FCC Should State the Obvious: Telephone Service Is Not a Monopoly

Given the rate at which telephone companies are losing customers when they cannot raise prices as a regulatory matter, it is preposterous to continue presuming that they could raise prices as an economic matter.

Today, the United States Telecom Association (USTA) asked the Federal Communications Commission (FCC) to declare that incumbent telephone companies are no longer monopolies. Ten years ago, when most households had “plain old telephone service,” this request would have seemed preposterous. Today, when only one in three homes have a phone line, it is merely stating the obvious: Switched telephone service has no market power at all.

The FCC already knows that plain old telephone service is no longer a “dominant” service (“dominance” is more likely when a service has a market share exceeding 60%). Last year, the FCC’s Technological Advisory Council found that the legacy, circuit switched telephone network “no longer functions as a universal communications infrastructure” and telephone service “does not provide anything close to the services and capabilities” of wired and wireless broadband Internet access services.

The FCC also knows that outdated regulations premised on the historical primacy of telephone networks are discouraging investment in the modern Internet infrastructure that is necessary for the United States to remain competitive in a global economy. To its credit, the FCC has begun “eliminating barriers to the transformation of today’s telephone networks into the all-IP broadband networks of the future.” Based on an idea pioneered by Commissioner Ajit Pai, the FCC recently formed an agency-wide Technology Transitions Task Force to provide recommendations for modernizing our nation’s communications policies.

The USTA petition has a very limited scope compared to the TTTF. The petition does not include broadband or “special access” services and does not seek to deregulate telephone service. It asks only that incumbent telephone companies providing plain old telephone service receive regulatory treatment similar to that received by wireless providers, cable operators, and VOIP providers. Today, telephone companies designated as “dominant” are subject to unique regulatory requirements regarding pricing, tariff filings, and market entry and exit that are inapplicable to their competitors.

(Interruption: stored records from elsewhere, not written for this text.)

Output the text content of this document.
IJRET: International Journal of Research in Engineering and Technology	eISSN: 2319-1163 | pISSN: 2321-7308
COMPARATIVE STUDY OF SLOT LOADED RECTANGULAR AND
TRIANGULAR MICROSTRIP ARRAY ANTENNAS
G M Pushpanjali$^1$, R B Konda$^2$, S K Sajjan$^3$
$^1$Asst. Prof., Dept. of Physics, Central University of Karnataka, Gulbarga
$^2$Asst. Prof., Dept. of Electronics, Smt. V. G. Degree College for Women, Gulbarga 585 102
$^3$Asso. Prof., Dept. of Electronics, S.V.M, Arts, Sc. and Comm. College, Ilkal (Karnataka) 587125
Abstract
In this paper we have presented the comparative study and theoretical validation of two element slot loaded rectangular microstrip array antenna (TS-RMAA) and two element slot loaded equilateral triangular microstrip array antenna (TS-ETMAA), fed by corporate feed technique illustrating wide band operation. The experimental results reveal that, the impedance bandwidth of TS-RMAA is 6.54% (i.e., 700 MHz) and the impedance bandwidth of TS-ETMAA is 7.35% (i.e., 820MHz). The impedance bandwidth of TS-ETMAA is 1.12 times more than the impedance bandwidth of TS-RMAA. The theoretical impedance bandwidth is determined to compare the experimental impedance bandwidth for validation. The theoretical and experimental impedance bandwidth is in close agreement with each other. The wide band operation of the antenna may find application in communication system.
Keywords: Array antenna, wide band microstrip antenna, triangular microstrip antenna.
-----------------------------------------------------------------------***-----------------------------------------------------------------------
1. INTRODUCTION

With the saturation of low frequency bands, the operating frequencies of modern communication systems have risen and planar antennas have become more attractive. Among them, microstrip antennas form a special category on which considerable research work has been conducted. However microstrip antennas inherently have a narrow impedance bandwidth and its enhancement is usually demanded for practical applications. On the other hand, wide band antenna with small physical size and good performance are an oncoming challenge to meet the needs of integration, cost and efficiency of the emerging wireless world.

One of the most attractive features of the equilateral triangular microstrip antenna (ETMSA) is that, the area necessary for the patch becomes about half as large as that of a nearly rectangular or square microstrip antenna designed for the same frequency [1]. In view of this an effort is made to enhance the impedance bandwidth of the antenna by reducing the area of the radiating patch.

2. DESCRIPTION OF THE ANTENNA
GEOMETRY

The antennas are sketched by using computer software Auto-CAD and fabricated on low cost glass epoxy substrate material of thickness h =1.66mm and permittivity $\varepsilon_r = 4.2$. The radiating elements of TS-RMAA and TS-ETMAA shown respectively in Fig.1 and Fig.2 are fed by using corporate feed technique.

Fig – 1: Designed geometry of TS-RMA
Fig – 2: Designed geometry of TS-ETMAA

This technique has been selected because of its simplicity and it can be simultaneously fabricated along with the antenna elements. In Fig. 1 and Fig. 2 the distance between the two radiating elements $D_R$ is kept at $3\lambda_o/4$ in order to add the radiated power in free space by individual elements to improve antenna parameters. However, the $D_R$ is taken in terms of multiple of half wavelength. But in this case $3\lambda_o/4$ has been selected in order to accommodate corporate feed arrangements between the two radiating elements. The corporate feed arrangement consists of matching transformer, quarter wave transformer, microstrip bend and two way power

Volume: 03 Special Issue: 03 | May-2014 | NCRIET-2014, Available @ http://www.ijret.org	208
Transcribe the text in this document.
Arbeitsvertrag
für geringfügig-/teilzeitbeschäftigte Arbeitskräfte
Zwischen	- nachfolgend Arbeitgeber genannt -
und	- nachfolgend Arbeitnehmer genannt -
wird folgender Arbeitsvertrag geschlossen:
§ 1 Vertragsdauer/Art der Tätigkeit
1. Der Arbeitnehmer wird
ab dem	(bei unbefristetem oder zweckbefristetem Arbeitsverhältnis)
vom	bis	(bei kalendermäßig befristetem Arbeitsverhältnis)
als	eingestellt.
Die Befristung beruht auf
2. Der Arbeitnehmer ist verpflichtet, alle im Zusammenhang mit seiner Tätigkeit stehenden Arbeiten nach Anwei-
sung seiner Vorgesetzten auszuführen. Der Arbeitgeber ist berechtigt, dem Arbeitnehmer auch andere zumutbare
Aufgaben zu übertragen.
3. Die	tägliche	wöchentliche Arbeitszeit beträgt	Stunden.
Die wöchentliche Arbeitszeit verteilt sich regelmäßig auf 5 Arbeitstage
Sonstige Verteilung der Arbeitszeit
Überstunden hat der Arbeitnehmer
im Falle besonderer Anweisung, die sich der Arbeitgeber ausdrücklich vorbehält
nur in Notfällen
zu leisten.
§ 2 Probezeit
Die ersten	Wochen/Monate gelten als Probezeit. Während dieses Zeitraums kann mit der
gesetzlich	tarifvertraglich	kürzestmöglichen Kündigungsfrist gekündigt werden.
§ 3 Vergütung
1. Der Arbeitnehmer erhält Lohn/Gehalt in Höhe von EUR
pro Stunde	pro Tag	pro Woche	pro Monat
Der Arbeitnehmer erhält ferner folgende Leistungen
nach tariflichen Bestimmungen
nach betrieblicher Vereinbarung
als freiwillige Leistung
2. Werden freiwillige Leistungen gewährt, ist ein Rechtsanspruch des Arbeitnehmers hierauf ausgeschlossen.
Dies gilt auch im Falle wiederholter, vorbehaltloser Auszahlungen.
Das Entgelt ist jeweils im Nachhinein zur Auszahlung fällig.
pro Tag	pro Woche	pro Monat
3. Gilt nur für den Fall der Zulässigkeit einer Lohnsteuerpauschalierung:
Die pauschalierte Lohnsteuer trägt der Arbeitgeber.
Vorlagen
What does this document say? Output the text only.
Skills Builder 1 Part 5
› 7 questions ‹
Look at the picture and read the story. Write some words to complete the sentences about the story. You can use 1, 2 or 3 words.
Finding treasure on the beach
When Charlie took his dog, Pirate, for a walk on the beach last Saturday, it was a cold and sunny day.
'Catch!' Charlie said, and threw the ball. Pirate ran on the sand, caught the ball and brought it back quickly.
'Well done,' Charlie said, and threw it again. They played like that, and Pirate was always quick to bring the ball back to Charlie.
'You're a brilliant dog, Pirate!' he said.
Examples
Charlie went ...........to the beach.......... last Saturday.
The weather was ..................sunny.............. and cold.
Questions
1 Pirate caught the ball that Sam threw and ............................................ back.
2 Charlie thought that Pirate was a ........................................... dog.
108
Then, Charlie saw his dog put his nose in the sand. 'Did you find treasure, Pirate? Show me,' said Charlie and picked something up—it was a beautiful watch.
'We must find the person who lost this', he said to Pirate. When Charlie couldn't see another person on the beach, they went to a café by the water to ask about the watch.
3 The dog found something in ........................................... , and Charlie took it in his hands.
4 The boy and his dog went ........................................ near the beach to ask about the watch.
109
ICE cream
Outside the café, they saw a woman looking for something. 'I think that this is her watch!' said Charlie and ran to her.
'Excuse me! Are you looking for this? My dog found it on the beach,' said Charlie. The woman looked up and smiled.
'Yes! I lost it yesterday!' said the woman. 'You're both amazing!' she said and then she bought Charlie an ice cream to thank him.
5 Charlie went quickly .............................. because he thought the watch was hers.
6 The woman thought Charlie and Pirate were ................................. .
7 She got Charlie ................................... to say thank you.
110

These unique regulatory requirements are premised on the presumption that telephone companies have “market power” – i.e., that they can raise prices without losing customers to competitors. Telephone companies may have possessed such market power during the Carter Administration when the current regulatory regime was adopted. But today, incumbent telephone companies whose prices are capped by the FCC are losing 10% of their customers to competitive alternatives every year. Given the rate at which telephone companies are losing customers when they cannot raise prices as a regulatory matter, it is preposterous to continue presuming that they could raise prices as an economic matter. It is more realistic to presume that plain old telephone service will lose customers at any price as consumers migrate to services with superior capabilities.

Though the relief sought by USTA is a small step toward regulatory modernization, it is an essential one that the FCC can take immediately under existing precedent. In 1995, the FCC concluded that AT&T should be reclassified as “non-dominant” in the “long distance” market after its share of that market declined from approximately 90% to 60% during the preceding decade. Last October, the FCC eliminated the presumption prohibiting cable operators from entering into exclusive programming arrangements with their affiliates because cable’s share of the video market had dropped from approximately 95% to 57% since the presumption was adopted. It is obvious that switched telephone service – with a national market share that is approximately half that of the long distance and cable services the FCC found lacked market power – should receive similar treatment.

There is nothing more deceptive than an obvious fact.” It is obvious that switched telephone services are no longer capable of supporting the economic and social goals of our nation. It is also obvious that our future success depends on a rapid transition to an all-Internet infrastructure.

The USTA petition asks the FCC to state the obvious while the FCC’s new Task Force conducts a more holistic review of our nation’s outdated communications policies. Eliminating the presumption that plain old telephone service is “dominant” would promote confidence for private investment in Internet infrastructure and bring us one step closer to realizing the full potential and opportunity of Internet transformation for consumers. That’s progress that benefits everyone.